At Samsung hearing, Apple seeks precedent in patent cases

A U.S. appeals court wrestled on Friday with a request by Apple Inc for a permanent injunction on sales of some phones made by its archrival, Samsung Electronics Co Ltd, in a case that could have a deep impact on patent litigation.

Friday's hearing came hours ahead of an expected ruling by the International Trade Commission in a separate case on whether certain mobile devices made by South Korea's Samsung violate Apple patents. The ruling is expected around 5 p.m. EDT (2100 GMT).

Apple is appealing a lower court ruling that rejected the iPhone maker's request that some older-model Samsung phones be permanently banned because they violate an Apple patent.

At stake is whether judges can permanently ban the sale of a complex device like a smartphone if a court finds that it violates a patent that covers just one of the device's hundreds of features. Samsung and other smartphone makers say a decision in favor of Apple could cripple the market.

At an hour-long hearing in Washington, U.S. Federal Circuit Court of Appeals Judge William Bryson questioned whether Apple wanted to use the appeal to set a precedent that would allow it to seek sales bans for newer Samsung phones in an expedited fashion.

"Is that really what we're dealing with?" Bryson asked.

The current case has dragged on for two years.

Apple lawyer William Lee acknowledged that if the iPhone maker's injunction request was granted, the company would seek a so-called contempt proceeding to go after newer Samsung phones.

The case is one of many between the two phone makers as they accuse each other of patent violations in a bid to dominate a fast-growing market for mobile devices.

Samsung's popular Galaxy smartphones and tablets run on Google's Android operating system, which Apple's late co-founder, Steve Jobs, once denounced as a "stolen product." Apple says Samsung has infringed its patents and caused financial losses. Samsung denies it copied Apple's patented features.

The three-judge panel on Friday weighed whether the lower court was right in requiring Apple, when requesting a sales ban, to prove a "causal nexus" connecting a dip in iPhone or iPad sales to Samsung's alleged specific patent infringements.

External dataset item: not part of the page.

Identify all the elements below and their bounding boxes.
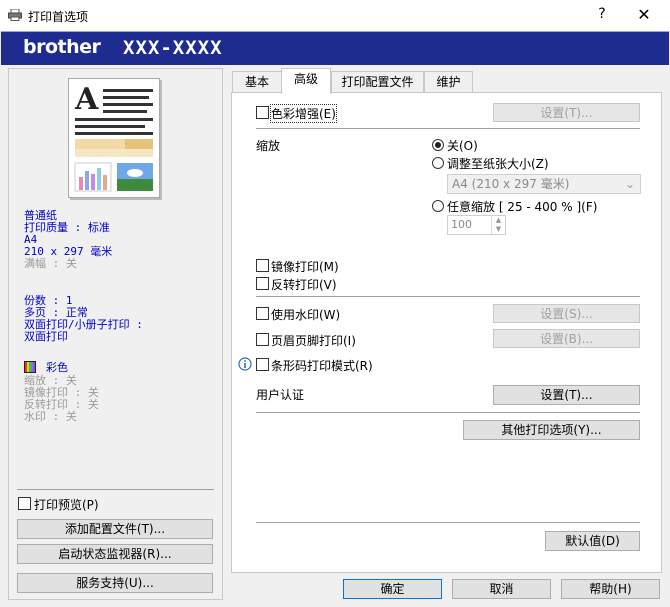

"I can't imagine that you wouldn't have some nexus requirement, regardless of how you define it, in every case of injunction," Judge Kathleen O'Malley said.

But O'Malley also questioned whether Apple even could prove that one feature of a complex product is the single driver of consumer demand, as demanded by the lower court. She said that if Apple proves one patented feature - such as "pinch-to-zoom" -to be the most important driver of consumer demand, it would automatically disprove the same about other patents.

LONG LEGAL HISTORY

Samsung has said that all of the phones involved in the ongoing patent litigation are either no longer in the market or include design workarounds. Apple says the newer phones continue to rely on the same features at stake in this case.

Apple last year won a big monetary verdict against Samsung from a Northern California jury in the patent infringement case but the iPhone maker has been less successful in convincing judges to order injunctions.

The Federal Circuit last year rejected Apple's request for a pretrial sales ban against Samsung's Galaxy Nexus phone. With that, it raised the bar for injunctions on device sales based on narrow patents for the devices' features.

It also put Samsung in a much stronger position by allowing its products to remain on store shelves while it fights the global patent battle.

U.S. District Judge Lucy Koh last December used that Federal Circuit's new, tough pretrial injunction standard when she rejected Apple's bid for a permanent post-trial injunction on several Samsung phones. She also slashed Apple's $1.05 billion jury verdict.

In its appeal, Apple says Koh's ruling would "create a bright-line rule" and argues she should not have used that tougher standard.

Google Inc, HTC Corp and others have chimed in on Samsung's behalf, arguing that an Apple victory would return patent law to the days "when injunctive relief automatically followed a finding of infringement."

The appeals court is expected to issue a written opinion but did not indicate a timeline.

The case is Apple Inc v. Samsung Electronics Co Ltd, Federal U.S. Circuit Court of Appeals, No. 13-1129.